According to "A Climate of Crisis," climate change and other pressing environmental concerns will be, instead of disasters, problems handily managed by America's capitalism and technological know-how. That's bound to be a hard sell on any of the shorelines that regularly disappear under projections of rising sea levels.
The thing to keep in mind when reading "A Climate of Crisis" is that the author, Patrick Allitt, is not a climatologist or any kind of scientist. Allitt is a historian -- one who puts his skeptical bias right in the book's introduction, noting that he's receptive to ideas from "counter-environmentalists."

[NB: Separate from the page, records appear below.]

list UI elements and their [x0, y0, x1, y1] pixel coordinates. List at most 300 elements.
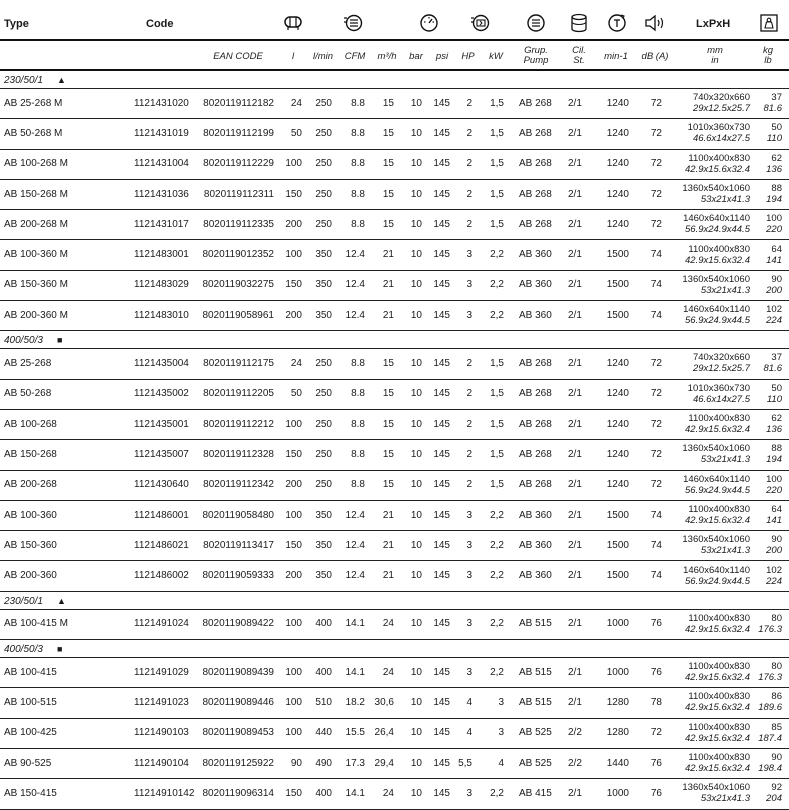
row-dimensions: [664, 565, 750, 587]
row-kw: 2,2: [490, 509, 504, 521]
row-weight: [752, 213, 782, 235]
row-db: 74: [650, 309, 662, 321]
row-dim-mm: 740x320x660: [692, 92, 750, 103]
row-rpm: 1240: [606, 218, 629, 230]
row-ean: 8020119112229: [203, 158, 274, 170]
row-weight-kg: 85: [771, 721, 782, 733]
row-cylinders: 2/1: [568, 249, 582, 261]
row-weight-lb: 200: [766, 284, 782, 296]
row-rpm: 1000: [606, 618, 629, 630]
row-psi: 145: [433, 509, 450, 521]
row-pump-group: AB 268: [519, 448, 552, 460]
row-m3h: 26,4: [374, 727, 394, 739]
row-weight-kg: 37: [771, 352, 782, 364]
row-pump-group: AB 515: [519, 666, 552, 678]
row-dimensions: [664, 613, 750, 635]
row-lmin: 250: [315, 97, 332, 109]
row-type: AB 150-268: [4, 448, 57, 460]
row-psi: 145: [433, 666, 450, 678]
row-rpm: 1240: [606, 418, 629, 430]
row-cfm: 14.1: [345, 618, 365, 630]
table-row: [0, 719, 789, 749]
single-phase-triangle-icon: ▲: [57, 595, 66, 606]
row-weight-kg: 62: [771, 152, 782, 164]
row-ean: 8020119058961: [202, 309, 274, 321]
row-pump-group: AB 525: [519, 727, 552, 739]
weight-icon: [758, 12, 780, 34]
row-ean: 8020119059333: [202, 570, 274, 582]
row-cfm: 14.1: [345, 787, 365, 799]
row-rpm: 1000: [606, 666, 629, 678]
row-type: AB 150-268 M: [4, 188, 68, 200]
row-m3h: 21: [382, 309, 394, 321]
row-cfm: 14.1: [345, 666, 365, 678]
row-bar: 10: [410, 757, 422, 769]
row-weight-lb: 224: [766, 575, 782, 587]
row-m3h: 15: [382, 97, 394, 109]
row-kw: 1,5: [490, 448, 504, 460]
row-liters: 150: [285, 188, 302, 200]
row-psi: 145: [433, 448, 450, 460]
row-dim-in: 46.6x14x27.5: [692, 393, 750, 405]
row-db: 72: [650, 97, 662, 109]
row-dimensions: [664, 304, 750, 326]
row-weight-kg: 102: [766, 564, 782, 576]
row-cfm: 15.5: [345, 727, 365, 739]
row-psi: 145: [433, 97, 450, 109]
row-bar: 10: [410, 666, 422, 678]
row-cylinders: 2/1: [568, 787, 582, 799]
row-hp: 2: [466, 127, 472, 139]
row-weight-kg: 90: [771, 752, 782, 763]
row-dim-in: 53x21x41.3: [700, 193, 750, 205]
row-cylinders: 2/1: [568, 539, 582, 551]
row-cfm: 8.8: [351, 188, 365, 200]
row-hp: 3: [466, 249, 472, 261]
table-row: [0, 119, 789, 149]
row-pump-group: AB 268: [519, 358, 552, 370]
row-code: 1121483010: [134, 309, 189, 321]
row-code: 1121435007: [134, 448, 189, 460]
row-cylinders: 2/1: [568, 479, 582, 491]
row-bar: 10: [410, 697, 422, 709]
row-type: AB 25-268: [4, 358, 52, 370]
row-type: AB 25-268 M: [4, 97, 63, 109]
row-rpm: 1440: [606, 757, 629, 769]
row-weight-kg: 37: [771, 92, 782, 103]
row-dim-in: 42.9x15.6x32.4: [685, 763, 750, 774]
row-type: AB 50-268 M: [4, 127, 63, 139]
row-weight-kg: 100: [766, 213, 782, 225]
row-dim-in: 42.9x15.6x32.4: [685, 163, 750, 175]
row-db: 72: [650, 188, 662, 200]
row-kw: 1,5: [490, 188, 504, 200]
unit-bar: bar: [409, 51, 423, 62]
row-type: AB 150-415: [4, 787, 57, 799]
row-dim-in: 42.9x15.6x32.4: [685, 514, 750, 526]
row-dimensions: [664, 274, 750, 296]
section-row: [0, 71, 789, 89]
row-ean: 8020119089446: [202, 697, 274, 709]
row-weight-lb: 200: [766, 545, 782, 557]
row-m3h: 21: [382, 249, 394, 261]
row-weight: [752, 383, 782, 405]
row-weight: [752, 122, 782, 144]
row-lmin: 350: [315, 570, 332, 582]
row-hp: 2: [466, 158, 472, 170]
unit-weight: [756, 46, 780, 66]
row-hp: 2: [466, 218, 472, 230]
motor-power-icon: [470, 12, 492, 34]
row-code: 1121491024: [134, 618, 189, 630]
row-weight: [752, 352, 782, 374]
row-m3h: 15: [382, 479, 394, 491]
row-hp: 3: [466, 309, 472, 321]
row-dim-in: 56.9x24.9x44.5: [685, 484, 750, 496]
row-bar: 10: [410, 388, 422, 400]
unit-mm: mm: [707, 45, 723, 56]
row-code: 1121486021: [134, 539, 189, 551]
row-bar: 10: [410, 279, 422, 291]
table-header: [0, 0, 789, 41]
row-dim-mm: 1100x400x830: [688, 612, 750, 624]
row-hp: 2: [466, 479, 472, 491]
section-voltage-label: 230/50/1: [4, 595, 43, 607]
row-bar: 10: [410, 618, 422, 630]
row-dim-mm: 1100x400x830: [688, 752, 750, 763]
row-bar: 10: [410, 509, 422, 521]
row-pump-group: AB 268: [519, 479, 552, 491]
unit-ean: EAN CODE: [213, 51, 263, 62]
row-pump-group: AB 268: [519, 97, 552, 109]
row-dimensions: [664, 474, 750, 496]
table-row: [0, 688, 789, 718]
row-m3h: 24: [382, 787, 394, 799]
row-rpm: 1280: [606, 697, 629, 709]
row-cylinders: 2/1: [568, 158, 582, 170]
table-row: [0, 471, 789, 501]
unit-rpm: min-1: [604, 51, 628, 62]
row-weight: [752, 153, 782, 175]
row-dim-mm: 1100x400x830: [688, 503, 750, 515]
row-liters: 24: [290, 97, 302, 109]
row-dim-mm: 1360x540x1060: [682, 273, 750, 285]
row-ean: 8020119112335: [203, 218, 274, 230]
three-phase-square-icon: ■: [57, 335, 63, 346]
row-cfm: 12.4: [345, 279, 365, 291]
row-lmin: 250: [315, 448, 332, 460]
row-hp: 3: [466, 618, 472, 630]
row-db: 72: [650, 479, 662, 491]
row-weight: [752, 752, 782, 774]
row-pump-group: AB 360: [519, 509, 552, 521]
row-code: 1121431020: [134, 97, 189, 109]
row-db: 74: [650, 570, 662, 582]
unit-grup: [515, 46, 557, 66]
row-kw: 1,5: [490, 97, 504, 109]
pressure-gauge-icon: [418, 12, 440, 34]
row-hp: 3: [466, 279, 472, 291]
row-ean: 8020119113417: [203, 539, 274, 551]
row-type: AB 100-415: [4, 666, 57, 678]
row-code: 1121431019: [134, 127, 189, 139]
row-m3h: 21: [382, 539, 394, 551]
row-dim-in: 56.9x24.9x44.5: [685, 315, 750, 327]
row-hp: 2: [466, 418, 472, 430]
row-hp: 3: [466, 666, 472, 678]
row-kw: 1,5: [490, 418, 504, 430]
row-dim-in: 29x12.5x25.7: [692, 363, 750, 375]
row-weight: [752, 183, 782, 205]
row-type: AB 150-360 M: [4, 279, 68, 291]
row-type: AB 100-425: [4, 727, 57, 739]
row-rpm: 1000: [606, 787, 629, 799]
unit-m3h: m³/h: [377, 51, 397, 62]
row-pump-group: AB 515: [519, 697, 552, 709]
row-m3h: 21: [382, 279, 394, 291]
row-hp: 2: [466, 358, 472, 370]
row-cylinders: 2/1: [568, 358, 582, 370]
row-kw: 2,2: [490, 787, 504, 799]
row-weight-lb: 198.4: [758, 763, 782, 774]
row-weight-lb: 204: [766, 793, 782, 805]
cylinder-icon: [568, 12, 590, 34]
row-m3h: 15: [382, 158, 394, 170]
row-type: AB 100-360: [4, 509, 57, 521]
row-type: AB 100-515: [4, 697, 57, 709]
row-cfm: 17.3: [345, 757, 365, 769]
row-hp: 2: [466, 448, 472, 460]
row-lmin: 250: [315, 358, 332, 370]
row-bar: 10: [410, 358, 422, 370]
table-row: [0, 658, 789, 688]
row-kw: 1,5: [490, 158, 504, 170]
row-liters: 100: [285, 418, 302, 430]
row-lmin: 250: [315, 127, 332, 139]
row-weight-lb: 176.3: [758, 623, 782, 635]
row-db: 76: [650, 618, 662, 630]
row-dim-in: 42.9x15.6x32.4: [685, 623, 750, 635]
row-cfm: 8.8: [351, 358, 365, 370]
row-rpm: 1240: [606, 479, 629, 491]
row-liters: 100: [285, 158, 302, 170]
table-row: [0, 241, 789, 271]
row-ean: 8020119112182: [203, 97, 274, 109]
row-kw: 3: [498, 727, 504, 739]
row-hp: 2: [466, 188, 472, 200]
unit-lb: lb: [764, 55, 772, 66]
section-voltage-label: 400/50/3: [4, 644, 43, 656]
row-dim-in: 29x12.5x25.7: [692, 103, 750, 114]
row-dim-mm: 1460x640x1140: [683, 213, 750, 225]
row-db: 72: [650, 218, 662, 230]
unit-hp: HP: [461, 51, 475, 62]
row-db: 72: [650, 158, 662, 170]
row-dim-mm: 1100x400x830: [688, 243, 750, 255]
row-weight: [752, 722, 782, 744]
tank-icon: [282, 12, 304, 34]
row-pump-group: AB 268: [519, 188, 552, 200]
row-bar: 10: [410, 188, 422, 200]
row-lmin: 250: [315, 158, 332, 170]
section-row: [0, 640, 789, 658]
row-dim-mm: 1010x360x730: [687, 382, 750, 394]
row-dimensions: [664, 122, 750, 144]
row-pump-group: AB 360: [519, 570, 552, 582]
row-code: 1121486001: [134, 509, 189, 521]
row-ean: 8020119112212: [203, 418, 274, 430]
row-kw: 1,5: [490, 358, 504, 370]
row-hp: 4: [466, 697, 472, 709]
unit-lmin: l/min: [312, 51, 334, 62]
row-db: 72: [650, 448, 662, 460]
unit-cil-line1: Cil.: [572, 45, 586, 56]
section-row: [0, 592, 789, 610]
row-dim-mm: 740x320x660: [692, 352, 750, 364]
row-rpm: 1240: [606, 388, 629, 400]
row-dim-in: 42.9x15.6x32.4: [685, 672, 750, 684]
row-cylinders: 2/1: [568, 127, 582, 139]
row-type: AB 200-360 M: [4, 309, 68, 321]
section-row: [0, 331, 789, 349]
row-type: AB 200-268 M: [4, 218, 68, 230]
row-weight-lb: 187.4: [758, 732, 782, 744]
table-row: [0, 89, 789, 119]
row-weight-kg: 62: [771, 413, 782, 424]
row-kw: 1,5: [490, 479, 504, 491]
row-weight: [752, 474, 782, 496]
section-voltage-label: 400/50/3: [4, 335, 43, 347]
header-code: Code: [146, 18, 174, 30]
row-bar: 10: [410, 479, 422, 491]
row-weight-kg: 50: [771, 382, 782, 394]
row-cylinders: 2/1: [568, 448, 582, 460]
row-hp: 2: [466, 97, 472, 109]
row-hp: 2: [466, 388, 472, 400]
row-dimensions: [664, 244, 750, 266]
row-weight-kg: 80: [771, 612, 782, 624]
row-rpm: 1500: [606, 539, 629, 551]
row-liters: 150: [285, 787, 302, 799]
row-cylinders: 2/1: [568, 218, 582, 230]
row-m3h: 15: [382, 218, 394, 230]
row-weight-lb: 136: [766, 163, 782, 175]
row-weight: [752, 534, 782, 556]
row-type: AB 150-360: [4, 539, 57, 551]
unit-grup-line2: Pump: [523, 55, 549, 66]
row-liters: 100: [285, 697, 302, 709]
row-liters: 200: [285, 570, 302, 582]
row-dim-mm: 1460x640x1140: [683, 304, 750, 316]
row-lmin: 490: [315, 757, 332, 769]
row-psi: 145: [433, 388, 450, 400]
row-psi: 145: [433, 757, 450, 769]
table-row: [0, 562, 789, 592]
row-type: AB 100-360 M: [4, 249, 68, 261]
row-hp: 3: [466, 570, 472, 582]
row-code: 1121435004: [134, 358, 189, 370]
row-ean: 8020119112342: [203, 479, 274, 491]
row-hp: 3: [466, 539, 472, 551]
row-weight-lb: 81.6: [763, 363, 782, 375]
row-code: 1121430640: [134, 479, 189, 491]
row-cfm: 18.2: [345, 697, 365, 709]
section-voltage-label: 230/50/1: [4, 75, 43, 86]
row-weight: [752, 304, 782, 326]
row-kw: 2,2: [490, 570, 504, 582]
row-kw: 1,5: [490, 218, 504, 230]
row-cfm: 8.8: [351, 448, 365, 460]
row-ean: 8020119112328: [203, 448, 274, 460]
row-dim-mm: 1360x540x1060: [682, 182, 750, 194]
row-liters: 200: [285, 218, 302, 230]
row-kw: 2,2: [490, 249, 504, 261]
row-weight-kg: 64: [771, 243, 782, 255]
table-row: [0, 531, 789, 561]
row-bar: 10: [410, 539, 422, 551]
table-row: [0, 410, 789, 440]
row-m3h: 15: [382, 127, 394, 139]
row-pump-group: AB 360: [519, 249, 552, 261]
row-cfm: 8.8: [351, 158, 365, 170]
row-kw: 4: [498, 757, 504, 769]
single-phase-triangle-icon: ▲: [57, 75, 66, 85]
row-code: 1121431004: [134, 158, 189, 170]
row-ean: 8020119089439: [202, 666, 274, 678]
row-dimensions: [664, 92, 750, 114]
row-type: AB 50-268: [4, 388, 52, 400]
air-flow-icon: [342, 12, 364, 34]
row-hp: 3: [466, 509, 472, 521]
row-pump-group: AB 360: [519, 279, 552, 291]
row-lmin: 400: [315, 618, 332, 630]
row-liters: 150: [285, 448, 302, 460]
row-psi: 145: [433, 127, 450, 139]
row-hp: 4: [466, 727, 472, 739]
row-lmin: 250: [315, 388, 332, 400]
row-kw: 2,2: [490, 279, 504, 291]
row-dimensions: [664, 752, 750, 774]
row-cylinders: 2/1: [568, 388, 582, 400]
row-dim-in: 53x21x41.3: [700, 454, 750, 466]
row-db: 74: [650, 539, 662, 551]
row-weight-kg: 100: [766, 473, 782, 485]
row-ean: 8020119112311: [203, 188, 274, 200]
row-code: 1121483029: [134, 279, 189, 291]
row-cfm: 12.4: [345, 570, 365, 582]
row-cylinders: 2/1: [568, 666, 582, 678]
row-pump-group: AB 268: [519, 218, 552, 230]
row-m3h: 15: [382, 418, 394, 430]
row-db: 72: [650, 418, 662, 430]
row-dimensions: [664, 534, 750, 556]
row-liters: 100: [285, 618, 302, 630]
row-ean: 8020119032275: [202, 279, 274, 291]
row-pump-group: AB 525: [519, 757, 552, 769]
row-psi: 145: [433, 570, 450, 582]
row-psi: 145: [433, 479, 450, 491]
row-db: 76: [650, 666, 662, 678]
row-dim-mm: 1460x640x1140: [683, 473, 750, 485]
row-db: 74: [650, 509, 662, 521]
row-psi: 145: [433, 218, 450, 230]
three-phase-square-icon: ■: [57, 644, 63, 655]
row-psi: 145: [433, 188, 450, 200]
table-row: [0, 180, 789, 210]
row-weight: [752, 661, 782, 683]
row-bar: 10: [410, 158, 422, 170]
row-m3h: 21: [382, 509, 394, 521]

"A Climate of Crisis"By Patrick Allitt
The Penguin Press, 336 pages, $29.95
Allitt's thesis is that since other environmental problems, such as endangered species or river cleanups, over the last 60 years have been managed in the U.S., climate change will be no different. It's not clear what bar he's using to judge whether a problem has been "managed," though. Instead of explaining that, Allitt instead blames the media and scientists publicizing their research for public pushes for more environmental regulations.
Curiously, while Allitt puts the work of environmentalists into the context of their skeptics, he doesn't evaluate that skepticism as evenly. There is a difference between scientific uncertainty and political skepticism, which Allitt doesn't acknowledge.